La question des programmes et des manuels scolaires concerne bien sûr au premier chef le ministre de l'éducation nationale, mais il nous revient aussi de veiller à la valorisation des artistes et du patrimoine.

Nos commémorations nationales ont trop souvent laissé de côté les anciens combattants venus de nos anciennes colonies ; je souhaite plus généralement que l'on prenne en considération l'apport de toutes les populations immigrées à la construction de notre pays.

Pour remédier à ces lacunes, la Cité nationale d'histoire de l'immigration est un outil essentiel. Elle a deux missions fondamentales : constituer une collection permanente et faire vivre un réseau sur tout le territoire. La Cité a été durement attaquée entre 2007 et 2012 : avec les autres ministres concernés, j'ai souhaité la préserver des efforts budgétaires demandés aux autres institutions et lui redonner les moyens de son action ; son budget a augmenté de 130 000 euros en 2013.

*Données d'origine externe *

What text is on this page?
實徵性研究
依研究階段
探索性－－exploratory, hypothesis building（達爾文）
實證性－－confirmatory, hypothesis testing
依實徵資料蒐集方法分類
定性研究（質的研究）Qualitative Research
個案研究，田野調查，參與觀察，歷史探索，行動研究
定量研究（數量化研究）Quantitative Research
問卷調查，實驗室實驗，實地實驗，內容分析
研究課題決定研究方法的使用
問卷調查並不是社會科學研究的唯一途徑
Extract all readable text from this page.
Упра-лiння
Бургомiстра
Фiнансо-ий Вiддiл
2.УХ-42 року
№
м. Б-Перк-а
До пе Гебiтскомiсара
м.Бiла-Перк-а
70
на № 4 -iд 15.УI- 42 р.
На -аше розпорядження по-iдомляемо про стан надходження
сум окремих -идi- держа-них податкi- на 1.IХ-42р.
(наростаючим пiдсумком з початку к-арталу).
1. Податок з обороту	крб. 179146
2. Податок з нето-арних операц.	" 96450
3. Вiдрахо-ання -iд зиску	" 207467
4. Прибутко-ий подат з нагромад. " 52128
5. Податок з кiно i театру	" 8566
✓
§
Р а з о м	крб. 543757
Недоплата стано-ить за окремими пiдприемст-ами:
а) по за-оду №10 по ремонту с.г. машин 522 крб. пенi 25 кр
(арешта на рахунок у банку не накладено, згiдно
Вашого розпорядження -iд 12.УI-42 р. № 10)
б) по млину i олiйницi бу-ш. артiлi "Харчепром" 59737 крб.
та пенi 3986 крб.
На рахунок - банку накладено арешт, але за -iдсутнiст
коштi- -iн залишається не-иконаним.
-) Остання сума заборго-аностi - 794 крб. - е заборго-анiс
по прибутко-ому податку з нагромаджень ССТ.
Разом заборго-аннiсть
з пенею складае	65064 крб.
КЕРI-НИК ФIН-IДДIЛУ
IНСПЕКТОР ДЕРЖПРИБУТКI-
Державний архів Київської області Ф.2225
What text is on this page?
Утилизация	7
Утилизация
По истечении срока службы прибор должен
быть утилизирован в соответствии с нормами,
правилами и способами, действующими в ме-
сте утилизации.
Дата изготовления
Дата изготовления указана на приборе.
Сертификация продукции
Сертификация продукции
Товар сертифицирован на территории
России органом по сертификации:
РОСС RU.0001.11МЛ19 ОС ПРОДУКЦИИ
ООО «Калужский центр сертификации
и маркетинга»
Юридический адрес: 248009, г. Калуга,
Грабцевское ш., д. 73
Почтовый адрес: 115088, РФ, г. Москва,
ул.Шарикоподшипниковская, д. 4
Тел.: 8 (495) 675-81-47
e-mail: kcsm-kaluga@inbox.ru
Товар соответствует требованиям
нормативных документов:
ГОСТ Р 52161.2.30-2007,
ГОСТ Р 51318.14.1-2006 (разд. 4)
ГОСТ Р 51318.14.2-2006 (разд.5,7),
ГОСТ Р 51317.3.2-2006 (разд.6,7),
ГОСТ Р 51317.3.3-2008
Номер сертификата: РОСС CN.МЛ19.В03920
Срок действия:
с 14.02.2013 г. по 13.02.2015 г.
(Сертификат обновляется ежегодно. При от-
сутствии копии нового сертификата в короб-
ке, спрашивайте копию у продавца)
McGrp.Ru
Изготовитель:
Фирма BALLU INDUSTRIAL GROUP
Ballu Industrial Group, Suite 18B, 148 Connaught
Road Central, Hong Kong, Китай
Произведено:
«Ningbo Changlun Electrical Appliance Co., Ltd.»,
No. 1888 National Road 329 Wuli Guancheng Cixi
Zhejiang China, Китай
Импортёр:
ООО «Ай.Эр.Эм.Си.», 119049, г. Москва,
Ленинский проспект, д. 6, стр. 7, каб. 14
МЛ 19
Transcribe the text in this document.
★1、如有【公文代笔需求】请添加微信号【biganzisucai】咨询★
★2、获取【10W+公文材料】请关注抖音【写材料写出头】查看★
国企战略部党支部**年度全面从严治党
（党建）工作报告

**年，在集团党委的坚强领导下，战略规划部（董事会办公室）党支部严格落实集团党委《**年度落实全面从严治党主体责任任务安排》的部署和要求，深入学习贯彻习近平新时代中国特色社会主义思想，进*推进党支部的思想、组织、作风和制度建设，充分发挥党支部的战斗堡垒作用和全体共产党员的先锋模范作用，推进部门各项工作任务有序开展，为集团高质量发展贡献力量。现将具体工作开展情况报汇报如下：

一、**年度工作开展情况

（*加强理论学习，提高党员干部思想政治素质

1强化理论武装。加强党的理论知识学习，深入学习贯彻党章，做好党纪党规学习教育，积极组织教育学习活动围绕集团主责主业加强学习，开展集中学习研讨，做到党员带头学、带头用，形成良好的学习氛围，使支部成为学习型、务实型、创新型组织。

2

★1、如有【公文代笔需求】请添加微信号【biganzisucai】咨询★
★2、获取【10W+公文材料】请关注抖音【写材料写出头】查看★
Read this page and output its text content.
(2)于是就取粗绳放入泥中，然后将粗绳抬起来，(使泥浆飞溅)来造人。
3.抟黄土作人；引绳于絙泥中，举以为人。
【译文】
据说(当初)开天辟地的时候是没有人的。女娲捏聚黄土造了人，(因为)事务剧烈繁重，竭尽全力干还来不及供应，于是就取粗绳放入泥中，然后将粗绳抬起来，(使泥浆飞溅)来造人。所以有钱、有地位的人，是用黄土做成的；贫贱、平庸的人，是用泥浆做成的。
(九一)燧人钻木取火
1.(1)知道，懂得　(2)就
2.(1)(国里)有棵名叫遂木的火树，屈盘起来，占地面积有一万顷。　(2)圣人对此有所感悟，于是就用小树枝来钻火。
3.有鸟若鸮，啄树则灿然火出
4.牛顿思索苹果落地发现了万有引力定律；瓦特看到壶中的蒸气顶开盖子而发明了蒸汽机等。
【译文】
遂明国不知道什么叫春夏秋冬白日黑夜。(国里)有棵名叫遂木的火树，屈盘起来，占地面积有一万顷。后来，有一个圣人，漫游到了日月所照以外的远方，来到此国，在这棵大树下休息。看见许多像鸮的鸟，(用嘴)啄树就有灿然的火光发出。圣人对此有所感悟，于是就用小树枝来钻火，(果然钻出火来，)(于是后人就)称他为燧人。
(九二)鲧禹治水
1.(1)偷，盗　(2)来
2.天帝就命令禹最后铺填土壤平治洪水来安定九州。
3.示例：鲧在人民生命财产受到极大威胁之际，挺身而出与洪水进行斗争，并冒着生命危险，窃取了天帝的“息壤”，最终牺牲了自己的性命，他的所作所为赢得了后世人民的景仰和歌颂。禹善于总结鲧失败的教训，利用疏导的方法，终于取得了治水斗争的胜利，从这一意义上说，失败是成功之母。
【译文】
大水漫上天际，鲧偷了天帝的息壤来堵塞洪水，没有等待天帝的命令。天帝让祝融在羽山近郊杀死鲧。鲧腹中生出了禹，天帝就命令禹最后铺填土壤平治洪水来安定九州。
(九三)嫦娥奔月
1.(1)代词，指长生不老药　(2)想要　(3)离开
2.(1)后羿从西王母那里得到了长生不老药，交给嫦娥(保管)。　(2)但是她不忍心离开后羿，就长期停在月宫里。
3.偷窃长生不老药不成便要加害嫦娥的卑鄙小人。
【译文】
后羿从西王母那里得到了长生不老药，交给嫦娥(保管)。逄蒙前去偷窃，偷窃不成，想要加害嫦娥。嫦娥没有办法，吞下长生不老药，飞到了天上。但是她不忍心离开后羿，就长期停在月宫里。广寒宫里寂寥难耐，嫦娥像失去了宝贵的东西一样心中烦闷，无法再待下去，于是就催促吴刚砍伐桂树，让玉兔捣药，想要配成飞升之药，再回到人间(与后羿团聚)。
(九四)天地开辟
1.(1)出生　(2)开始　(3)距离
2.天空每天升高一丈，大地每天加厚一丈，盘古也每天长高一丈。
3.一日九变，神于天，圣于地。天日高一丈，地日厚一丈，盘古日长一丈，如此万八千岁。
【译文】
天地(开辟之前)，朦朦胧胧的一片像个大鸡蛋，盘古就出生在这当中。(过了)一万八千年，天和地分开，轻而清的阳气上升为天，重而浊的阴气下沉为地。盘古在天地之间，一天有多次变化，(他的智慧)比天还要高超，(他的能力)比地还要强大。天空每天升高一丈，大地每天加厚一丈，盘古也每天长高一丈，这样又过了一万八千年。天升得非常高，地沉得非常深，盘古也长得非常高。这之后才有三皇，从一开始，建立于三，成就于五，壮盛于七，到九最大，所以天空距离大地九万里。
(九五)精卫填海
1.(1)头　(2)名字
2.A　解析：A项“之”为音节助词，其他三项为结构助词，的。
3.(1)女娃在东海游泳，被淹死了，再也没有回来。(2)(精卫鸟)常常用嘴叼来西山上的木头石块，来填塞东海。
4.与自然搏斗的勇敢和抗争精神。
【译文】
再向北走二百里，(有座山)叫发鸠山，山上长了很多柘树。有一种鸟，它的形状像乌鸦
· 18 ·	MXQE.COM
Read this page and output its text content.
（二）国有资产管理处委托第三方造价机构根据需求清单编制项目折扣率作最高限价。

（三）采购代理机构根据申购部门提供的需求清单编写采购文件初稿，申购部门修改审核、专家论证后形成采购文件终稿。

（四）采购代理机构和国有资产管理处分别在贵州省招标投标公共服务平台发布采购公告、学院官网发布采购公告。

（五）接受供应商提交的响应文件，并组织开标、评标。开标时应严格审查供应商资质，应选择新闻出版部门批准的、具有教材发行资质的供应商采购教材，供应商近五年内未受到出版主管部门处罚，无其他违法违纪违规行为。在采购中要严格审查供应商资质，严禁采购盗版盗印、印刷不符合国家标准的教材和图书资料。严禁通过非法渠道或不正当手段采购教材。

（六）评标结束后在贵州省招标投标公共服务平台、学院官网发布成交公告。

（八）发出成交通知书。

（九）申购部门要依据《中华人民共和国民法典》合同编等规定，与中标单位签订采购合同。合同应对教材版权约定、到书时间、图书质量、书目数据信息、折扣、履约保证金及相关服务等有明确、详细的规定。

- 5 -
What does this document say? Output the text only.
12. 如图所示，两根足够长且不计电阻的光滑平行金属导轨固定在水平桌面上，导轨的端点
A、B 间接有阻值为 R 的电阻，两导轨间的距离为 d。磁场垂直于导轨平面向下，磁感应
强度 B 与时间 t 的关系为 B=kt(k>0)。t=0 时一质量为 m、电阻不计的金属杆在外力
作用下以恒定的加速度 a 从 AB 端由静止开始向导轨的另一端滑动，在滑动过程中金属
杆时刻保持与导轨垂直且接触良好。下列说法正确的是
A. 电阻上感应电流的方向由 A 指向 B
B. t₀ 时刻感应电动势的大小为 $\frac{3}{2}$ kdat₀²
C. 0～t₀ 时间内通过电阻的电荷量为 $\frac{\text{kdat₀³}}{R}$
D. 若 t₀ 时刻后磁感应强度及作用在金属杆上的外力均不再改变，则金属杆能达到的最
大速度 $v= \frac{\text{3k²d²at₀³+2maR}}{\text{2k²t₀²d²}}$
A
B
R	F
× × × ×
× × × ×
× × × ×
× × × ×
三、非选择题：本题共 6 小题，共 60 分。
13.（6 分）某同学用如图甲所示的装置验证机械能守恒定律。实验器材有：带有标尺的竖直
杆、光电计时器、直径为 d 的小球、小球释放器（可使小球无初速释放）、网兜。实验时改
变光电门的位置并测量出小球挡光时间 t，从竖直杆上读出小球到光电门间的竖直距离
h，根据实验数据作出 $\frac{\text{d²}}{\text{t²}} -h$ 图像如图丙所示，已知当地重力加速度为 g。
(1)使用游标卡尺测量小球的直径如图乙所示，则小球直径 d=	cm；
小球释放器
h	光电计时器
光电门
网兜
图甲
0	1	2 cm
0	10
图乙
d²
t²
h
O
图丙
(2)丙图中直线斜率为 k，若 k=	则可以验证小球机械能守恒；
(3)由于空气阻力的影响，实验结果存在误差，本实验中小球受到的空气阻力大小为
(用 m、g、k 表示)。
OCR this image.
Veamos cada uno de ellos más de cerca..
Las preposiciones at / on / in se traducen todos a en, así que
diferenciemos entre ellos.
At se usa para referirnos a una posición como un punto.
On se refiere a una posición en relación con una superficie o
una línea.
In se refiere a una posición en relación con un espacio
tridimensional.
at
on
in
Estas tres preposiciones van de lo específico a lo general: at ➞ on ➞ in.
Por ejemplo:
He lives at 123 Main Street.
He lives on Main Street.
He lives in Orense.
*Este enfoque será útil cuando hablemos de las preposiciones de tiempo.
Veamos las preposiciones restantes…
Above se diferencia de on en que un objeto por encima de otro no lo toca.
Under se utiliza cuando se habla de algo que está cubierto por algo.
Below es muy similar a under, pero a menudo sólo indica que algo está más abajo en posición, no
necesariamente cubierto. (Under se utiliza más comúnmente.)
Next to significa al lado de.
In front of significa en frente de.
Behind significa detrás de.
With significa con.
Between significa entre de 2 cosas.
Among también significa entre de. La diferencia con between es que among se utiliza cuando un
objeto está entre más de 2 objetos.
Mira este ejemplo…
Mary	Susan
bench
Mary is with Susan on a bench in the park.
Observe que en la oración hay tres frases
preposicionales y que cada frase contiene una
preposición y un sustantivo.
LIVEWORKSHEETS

Avec les ministères de l'éducation nationale, de l'enseignement supérieur et de la recherche, et de l'intérieur – qui en est la première source de financement –, nous travaillons à définir, pour l'automne, une nouvelle ambition pour la CNHI. Sa première mission est de travailler sur l'histoire de l'immigration et cela doit rester sa priorité ; la tentation existe d'aller vers une histoire de la colonisation : ce serait à mon sens une erreur. La qualité de sa démarche scientifique est primordiale et doit être préservée. La Cité a également la mission d'accueillir tous les publics, afin de permettre une prise de conscience collective de l'importance des phénomènes migratoires et de leur apport positif à notre culture. Elle met en place des pratiques de médiation culturelle ; elle participe à l'opération « les Portes du temps », organisée pendant les vacances scolaires, ce qui permet à des jeunes souvent défavorisés de travailler sur la représentation de l'immigration et des parcours migratoires. La Cité contribue enfin à mieux faire connaître notre histoire. L'exposition « Vies d'exil. Des Algériens en France pendant la guerre d'Algérie 1954-1962 », dont l'un des commissaires était Benjamin Stora, a ainsi connu un très grand succès.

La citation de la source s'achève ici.